Simplified Data Quality Monitoring of Dynamic Longitudinal Data: A Functional Programming Approach

rstudio::conf 2020 programming

Jacqueline Gutman

January 30, 2020

Ensuring the quality of data we deliver to customers or provide as inputs to models is often one of the most under-appreciated and yet time-consuming responsibilities of a modern data scientist. This task is challenging enough when working with static data, but when we have access to dynamic, longitudinal, continuously updating data, that complexity can become an asset. We will demonstrate how to to simplify data quality monitoring of dynamic data with a functional programming approach that enables early and actionable detection of data quality concerns.

Using purrr as well as tidyr and nested tibbles, we will illustrate the five key pillars of enjoyable, user-friendly data quality monitoring with relevant R code: Readability, Reproducibility, Efficiency, Robustness, and Compositionality.

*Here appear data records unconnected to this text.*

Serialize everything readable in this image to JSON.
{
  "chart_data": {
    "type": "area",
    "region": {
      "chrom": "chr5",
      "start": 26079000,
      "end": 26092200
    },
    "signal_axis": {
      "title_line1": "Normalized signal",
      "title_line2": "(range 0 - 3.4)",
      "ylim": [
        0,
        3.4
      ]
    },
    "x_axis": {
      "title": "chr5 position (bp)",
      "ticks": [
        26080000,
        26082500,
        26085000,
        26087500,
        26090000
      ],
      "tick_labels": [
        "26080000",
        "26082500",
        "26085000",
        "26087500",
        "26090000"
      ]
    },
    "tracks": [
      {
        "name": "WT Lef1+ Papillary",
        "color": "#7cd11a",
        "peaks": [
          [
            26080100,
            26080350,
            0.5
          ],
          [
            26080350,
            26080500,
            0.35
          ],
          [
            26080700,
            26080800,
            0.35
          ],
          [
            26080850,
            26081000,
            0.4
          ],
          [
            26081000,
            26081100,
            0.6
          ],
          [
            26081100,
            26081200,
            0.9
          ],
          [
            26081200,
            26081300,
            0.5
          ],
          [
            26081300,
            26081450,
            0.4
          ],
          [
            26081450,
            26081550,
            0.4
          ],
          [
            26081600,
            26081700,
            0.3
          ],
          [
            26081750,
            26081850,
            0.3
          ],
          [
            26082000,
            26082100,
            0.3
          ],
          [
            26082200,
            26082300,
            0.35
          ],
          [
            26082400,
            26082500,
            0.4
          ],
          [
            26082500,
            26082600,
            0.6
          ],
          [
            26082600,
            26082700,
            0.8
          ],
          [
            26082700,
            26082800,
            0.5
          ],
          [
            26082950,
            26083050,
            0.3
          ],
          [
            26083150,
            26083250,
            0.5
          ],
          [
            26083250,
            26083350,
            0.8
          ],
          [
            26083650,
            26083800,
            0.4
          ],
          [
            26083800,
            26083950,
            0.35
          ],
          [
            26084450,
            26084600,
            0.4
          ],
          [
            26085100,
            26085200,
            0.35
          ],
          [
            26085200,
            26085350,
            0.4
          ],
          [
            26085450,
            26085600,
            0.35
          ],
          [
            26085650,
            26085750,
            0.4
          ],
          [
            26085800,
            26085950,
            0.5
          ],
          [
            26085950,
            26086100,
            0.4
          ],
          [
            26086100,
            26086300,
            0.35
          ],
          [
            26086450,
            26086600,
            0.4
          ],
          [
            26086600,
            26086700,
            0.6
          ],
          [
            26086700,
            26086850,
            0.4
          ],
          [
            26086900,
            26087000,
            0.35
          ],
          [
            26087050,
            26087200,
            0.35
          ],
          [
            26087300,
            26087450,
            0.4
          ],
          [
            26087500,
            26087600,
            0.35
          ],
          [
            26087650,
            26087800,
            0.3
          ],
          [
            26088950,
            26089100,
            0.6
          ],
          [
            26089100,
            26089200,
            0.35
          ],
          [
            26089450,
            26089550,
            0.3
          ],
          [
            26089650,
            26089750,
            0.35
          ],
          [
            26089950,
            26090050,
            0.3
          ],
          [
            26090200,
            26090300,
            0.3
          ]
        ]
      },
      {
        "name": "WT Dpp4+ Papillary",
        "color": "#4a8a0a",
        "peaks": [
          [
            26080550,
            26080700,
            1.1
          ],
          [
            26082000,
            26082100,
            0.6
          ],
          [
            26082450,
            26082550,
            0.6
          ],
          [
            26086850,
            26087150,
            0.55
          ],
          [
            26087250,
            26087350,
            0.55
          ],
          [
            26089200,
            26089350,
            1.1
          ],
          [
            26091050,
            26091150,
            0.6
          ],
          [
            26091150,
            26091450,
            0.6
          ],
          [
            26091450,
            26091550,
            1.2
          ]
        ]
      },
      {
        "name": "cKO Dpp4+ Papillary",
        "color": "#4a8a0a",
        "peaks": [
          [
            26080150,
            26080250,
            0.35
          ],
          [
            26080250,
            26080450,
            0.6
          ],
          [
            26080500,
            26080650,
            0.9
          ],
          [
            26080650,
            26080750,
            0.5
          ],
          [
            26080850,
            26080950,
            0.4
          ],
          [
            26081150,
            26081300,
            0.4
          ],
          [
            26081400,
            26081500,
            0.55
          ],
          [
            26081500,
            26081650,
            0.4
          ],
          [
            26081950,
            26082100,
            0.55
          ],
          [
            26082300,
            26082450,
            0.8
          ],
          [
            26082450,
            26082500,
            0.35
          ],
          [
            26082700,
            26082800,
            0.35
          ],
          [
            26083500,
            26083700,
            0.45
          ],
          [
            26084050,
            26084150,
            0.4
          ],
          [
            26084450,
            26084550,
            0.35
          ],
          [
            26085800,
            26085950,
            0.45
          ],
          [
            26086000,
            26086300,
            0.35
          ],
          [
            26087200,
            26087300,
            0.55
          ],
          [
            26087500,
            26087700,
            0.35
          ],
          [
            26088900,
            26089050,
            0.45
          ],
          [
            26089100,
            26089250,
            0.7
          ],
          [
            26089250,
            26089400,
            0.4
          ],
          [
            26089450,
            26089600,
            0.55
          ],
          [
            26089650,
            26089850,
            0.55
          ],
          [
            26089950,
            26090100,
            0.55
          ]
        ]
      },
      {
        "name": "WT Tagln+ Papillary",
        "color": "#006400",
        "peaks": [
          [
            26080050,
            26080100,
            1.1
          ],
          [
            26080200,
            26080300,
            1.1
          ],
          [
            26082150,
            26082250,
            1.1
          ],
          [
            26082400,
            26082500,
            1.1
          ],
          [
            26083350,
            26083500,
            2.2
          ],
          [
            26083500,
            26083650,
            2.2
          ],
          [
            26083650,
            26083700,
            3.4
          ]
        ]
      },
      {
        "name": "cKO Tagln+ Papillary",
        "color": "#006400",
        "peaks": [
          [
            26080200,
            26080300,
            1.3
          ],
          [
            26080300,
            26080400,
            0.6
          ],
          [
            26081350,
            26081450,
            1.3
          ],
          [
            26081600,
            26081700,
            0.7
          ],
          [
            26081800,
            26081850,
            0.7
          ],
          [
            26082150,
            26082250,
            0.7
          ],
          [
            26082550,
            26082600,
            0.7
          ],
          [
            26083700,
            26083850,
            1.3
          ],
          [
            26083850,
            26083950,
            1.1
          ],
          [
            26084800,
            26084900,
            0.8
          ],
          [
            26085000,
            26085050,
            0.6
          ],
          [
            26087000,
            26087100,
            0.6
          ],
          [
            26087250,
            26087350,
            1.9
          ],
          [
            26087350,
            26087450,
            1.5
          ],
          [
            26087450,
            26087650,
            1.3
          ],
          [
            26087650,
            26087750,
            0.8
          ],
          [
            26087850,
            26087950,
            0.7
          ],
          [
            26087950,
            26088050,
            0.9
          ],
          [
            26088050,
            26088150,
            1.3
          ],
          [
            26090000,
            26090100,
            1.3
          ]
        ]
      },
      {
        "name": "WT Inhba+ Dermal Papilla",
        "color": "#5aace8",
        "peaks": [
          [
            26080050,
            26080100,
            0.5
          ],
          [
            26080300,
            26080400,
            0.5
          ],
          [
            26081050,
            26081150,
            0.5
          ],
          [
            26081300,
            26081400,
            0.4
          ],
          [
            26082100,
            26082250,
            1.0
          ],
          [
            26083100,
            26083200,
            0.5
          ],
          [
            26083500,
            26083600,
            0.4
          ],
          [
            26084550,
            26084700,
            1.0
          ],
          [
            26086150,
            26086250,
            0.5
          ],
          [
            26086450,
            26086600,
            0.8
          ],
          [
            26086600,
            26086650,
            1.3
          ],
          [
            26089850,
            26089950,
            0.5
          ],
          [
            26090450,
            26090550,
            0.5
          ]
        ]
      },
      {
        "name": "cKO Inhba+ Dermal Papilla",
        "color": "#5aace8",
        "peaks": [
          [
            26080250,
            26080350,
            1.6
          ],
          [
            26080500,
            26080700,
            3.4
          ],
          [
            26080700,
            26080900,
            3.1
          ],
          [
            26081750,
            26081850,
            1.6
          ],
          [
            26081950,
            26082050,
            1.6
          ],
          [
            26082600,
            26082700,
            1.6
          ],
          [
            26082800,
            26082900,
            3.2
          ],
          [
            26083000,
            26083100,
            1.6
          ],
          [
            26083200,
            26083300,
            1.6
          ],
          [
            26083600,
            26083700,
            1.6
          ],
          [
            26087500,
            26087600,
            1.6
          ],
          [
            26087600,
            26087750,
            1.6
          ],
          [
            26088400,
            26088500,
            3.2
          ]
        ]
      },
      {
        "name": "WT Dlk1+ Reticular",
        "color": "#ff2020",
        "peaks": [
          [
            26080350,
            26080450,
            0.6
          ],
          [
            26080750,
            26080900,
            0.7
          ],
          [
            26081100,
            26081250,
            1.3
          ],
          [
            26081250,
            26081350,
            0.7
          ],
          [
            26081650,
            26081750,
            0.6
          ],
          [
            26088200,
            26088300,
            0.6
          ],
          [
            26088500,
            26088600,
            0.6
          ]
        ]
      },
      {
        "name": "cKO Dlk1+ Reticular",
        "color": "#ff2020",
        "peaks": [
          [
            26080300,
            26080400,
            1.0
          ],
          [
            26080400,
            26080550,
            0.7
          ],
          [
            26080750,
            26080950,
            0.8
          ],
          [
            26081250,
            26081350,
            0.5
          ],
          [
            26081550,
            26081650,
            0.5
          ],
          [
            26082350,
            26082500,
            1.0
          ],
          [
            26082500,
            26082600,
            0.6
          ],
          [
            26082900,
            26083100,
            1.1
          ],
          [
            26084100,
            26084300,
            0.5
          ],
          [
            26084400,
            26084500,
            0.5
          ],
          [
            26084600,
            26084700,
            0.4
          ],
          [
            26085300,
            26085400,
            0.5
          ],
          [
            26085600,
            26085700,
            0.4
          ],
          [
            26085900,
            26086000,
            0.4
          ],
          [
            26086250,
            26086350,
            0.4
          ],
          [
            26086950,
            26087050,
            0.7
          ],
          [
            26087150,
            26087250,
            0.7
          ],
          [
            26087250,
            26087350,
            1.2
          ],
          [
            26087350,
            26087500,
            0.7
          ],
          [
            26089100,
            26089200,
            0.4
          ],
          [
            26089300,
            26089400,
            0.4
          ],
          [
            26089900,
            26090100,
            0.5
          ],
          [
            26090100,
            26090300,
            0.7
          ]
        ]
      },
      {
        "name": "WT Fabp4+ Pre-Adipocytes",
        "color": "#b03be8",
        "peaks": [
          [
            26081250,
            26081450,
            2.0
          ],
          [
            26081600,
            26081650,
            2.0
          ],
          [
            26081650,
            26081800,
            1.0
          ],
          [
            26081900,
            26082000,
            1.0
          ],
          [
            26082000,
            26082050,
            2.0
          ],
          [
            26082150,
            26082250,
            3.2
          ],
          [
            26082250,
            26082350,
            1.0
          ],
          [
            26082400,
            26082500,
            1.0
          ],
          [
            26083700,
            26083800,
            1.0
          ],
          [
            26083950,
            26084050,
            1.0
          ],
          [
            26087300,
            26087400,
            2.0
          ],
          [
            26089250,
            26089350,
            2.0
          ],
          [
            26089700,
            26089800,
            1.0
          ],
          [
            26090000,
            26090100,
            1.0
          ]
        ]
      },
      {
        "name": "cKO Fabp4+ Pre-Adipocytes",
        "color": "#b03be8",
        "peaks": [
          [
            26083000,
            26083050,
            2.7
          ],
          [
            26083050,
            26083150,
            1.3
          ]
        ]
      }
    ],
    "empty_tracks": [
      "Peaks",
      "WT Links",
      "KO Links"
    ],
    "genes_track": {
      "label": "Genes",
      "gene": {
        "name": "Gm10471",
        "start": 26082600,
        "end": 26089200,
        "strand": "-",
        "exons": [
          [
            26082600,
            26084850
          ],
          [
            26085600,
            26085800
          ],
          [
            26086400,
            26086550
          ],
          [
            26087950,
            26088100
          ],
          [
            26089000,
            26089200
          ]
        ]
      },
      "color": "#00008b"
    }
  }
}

Readability: FP empowers us to abstract away from the mechanics and implementation of comparing two or more related datasets and move towards declaring the intent of features and metrics we want to compare.

Reproducibility: By avoiding side-effects and dependencies on external states and inputs, and using functional units which can be easily tested over a variety of inputs, FP reduces the burden to create reproducible code. Perhaps more importantly, FP supports not just reproducibility of results, but reproducibility of workflows that can be continually applied to dynamic datasets.

Efficiency: FP enables more efficient code through lazy evaluation, caching, and simplifying implementation over parallel backends.

Robustness: FP allows greater testability of our code through modularization and elegant error-handling, with customized fail-safes for data that differs in expected ways over time.

Compositionality: FP encourages higher-level reasoning with functions, which in turn drives both readability--through higher-level, more abstract code--and robustness, through modifying function behavior in case errors are encountered.

About the speaker

Jacqueline Gutman

Jacqueline Gutman is a data scientist on the Quantitative Sciences team at Flatiron Health, supporting cancer research and improving patient care by working with electronic health record data and building accessible data science tools for reproducible research. Prior to joining Flatiron, she worked as a data scientist at Plated and at NYU School of Medicine, developing machine learning pipelines and researching ways to improve educational outcomes in the health professions. She holds a Master’s in Data Science from New York University.